Un último sector es digno de mención. Muchos gobiernos han adoptado la sanidad como eje estratégico. Todo indica que esa burbuja será la primera en inflarse a escala global. De duración media, podría alargarse.
La industria farmacéutica y las biotecnologías adolecen de penalización social. No han sido prioridad, por prejuicios comprensibles. Desde los años noventa, al hilo del mapa del genoma humano, de los experimentos de clonación y de la investigación en células madre, hay intensa oposición a todo lo que suene a eugenesia. El humanismo condena la mejora de los individuos por acción sobre sus cromosomas. Recuerda la aberración nazi de la división y pureza raciales.

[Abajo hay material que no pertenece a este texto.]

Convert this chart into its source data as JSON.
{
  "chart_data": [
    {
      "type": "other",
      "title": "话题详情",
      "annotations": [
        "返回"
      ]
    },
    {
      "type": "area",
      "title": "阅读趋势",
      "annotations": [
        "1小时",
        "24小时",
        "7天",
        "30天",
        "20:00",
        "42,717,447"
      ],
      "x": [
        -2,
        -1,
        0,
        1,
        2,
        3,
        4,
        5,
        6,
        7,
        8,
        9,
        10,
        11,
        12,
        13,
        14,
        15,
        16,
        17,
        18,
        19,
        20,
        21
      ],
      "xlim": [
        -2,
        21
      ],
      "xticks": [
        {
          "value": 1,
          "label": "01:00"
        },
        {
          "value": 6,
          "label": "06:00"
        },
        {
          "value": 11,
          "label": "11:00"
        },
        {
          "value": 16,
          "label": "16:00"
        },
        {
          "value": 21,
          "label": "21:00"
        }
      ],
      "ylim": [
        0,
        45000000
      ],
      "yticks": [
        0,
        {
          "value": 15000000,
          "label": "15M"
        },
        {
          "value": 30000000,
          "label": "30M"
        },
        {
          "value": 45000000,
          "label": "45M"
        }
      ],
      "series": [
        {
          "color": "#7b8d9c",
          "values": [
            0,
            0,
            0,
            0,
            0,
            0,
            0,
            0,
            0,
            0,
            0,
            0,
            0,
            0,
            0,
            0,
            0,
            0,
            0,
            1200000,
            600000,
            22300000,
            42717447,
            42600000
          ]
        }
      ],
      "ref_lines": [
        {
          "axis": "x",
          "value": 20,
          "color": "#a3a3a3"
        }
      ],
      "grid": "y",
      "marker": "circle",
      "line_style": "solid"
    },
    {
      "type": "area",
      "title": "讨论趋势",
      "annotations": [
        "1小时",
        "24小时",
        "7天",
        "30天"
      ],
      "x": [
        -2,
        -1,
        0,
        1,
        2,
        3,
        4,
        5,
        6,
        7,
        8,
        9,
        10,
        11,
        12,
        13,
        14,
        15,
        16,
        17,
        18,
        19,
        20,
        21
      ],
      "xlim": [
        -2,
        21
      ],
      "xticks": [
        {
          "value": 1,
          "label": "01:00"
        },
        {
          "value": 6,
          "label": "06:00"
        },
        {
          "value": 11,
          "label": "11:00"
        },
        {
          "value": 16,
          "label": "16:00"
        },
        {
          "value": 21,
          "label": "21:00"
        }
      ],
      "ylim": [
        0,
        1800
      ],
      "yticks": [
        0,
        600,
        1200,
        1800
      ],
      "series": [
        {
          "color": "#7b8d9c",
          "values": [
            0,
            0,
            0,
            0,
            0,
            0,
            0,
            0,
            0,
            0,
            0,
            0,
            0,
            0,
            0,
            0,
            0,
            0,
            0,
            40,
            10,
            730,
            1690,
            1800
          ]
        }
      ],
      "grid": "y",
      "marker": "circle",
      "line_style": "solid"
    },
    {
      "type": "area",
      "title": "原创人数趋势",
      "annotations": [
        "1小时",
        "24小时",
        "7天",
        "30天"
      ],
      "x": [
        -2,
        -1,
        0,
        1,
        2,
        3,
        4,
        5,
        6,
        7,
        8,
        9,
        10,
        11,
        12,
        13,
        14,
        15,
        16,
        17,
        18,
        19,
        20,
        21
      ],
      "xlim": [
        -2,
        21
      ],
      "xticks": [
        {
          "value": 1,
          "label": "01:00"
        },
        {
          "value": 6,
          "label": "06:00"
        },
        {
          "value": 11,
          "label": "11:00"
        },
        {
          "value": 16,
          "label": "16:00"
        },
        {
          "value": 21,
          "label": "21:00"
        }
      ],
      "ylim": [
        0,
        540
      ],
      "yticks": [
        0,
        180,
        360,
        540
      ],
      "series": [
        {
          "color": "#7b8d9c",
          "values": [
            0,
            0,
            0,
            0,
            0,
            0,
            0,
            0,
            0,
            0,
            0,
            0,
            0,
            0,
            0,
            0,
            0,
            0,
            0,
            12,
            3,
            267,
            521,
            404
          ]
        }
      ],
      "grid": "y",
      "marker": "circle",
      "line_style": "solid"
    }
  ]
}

La pandemia obligará a replantearlo. Si se prolonga, o si contenida esta aparece otra, surgirá, como línea de investigación junto a vacunas y tratamientos, el fortalecimiento de las defensas orgánicas mediante ingeniería genética. Quizá el mundo lo acepte, y se abra la puerta a algo que no está todavía presente pero acaso sí futuro no lejano.
¿Y si hay vacuna? Bienvenida sea, pero la pandemia dejará honda cicatriz en la economía. (Hasta ahora no podía decirse, por ejemplo, que el turismo virtual amenazara al real pero ya sí, pase lo que pase en adelante). Lo mismo que la crisis del ferrocarril, destruyendo empleo industrial, se unió a la supresión de trabajo artesanal por mecanización de la industria, los problemas actuales de seguridad y movilidad, que destruyen trabajo presencial en sectores medulares de la economía, se suman a la eliminación incesante de empleo por la digitalización. El mundo de hoy, como los israelitas en el cruce del Mar Rojo, no puede detenerse en medio. Mucho menos, dar marcha atrás.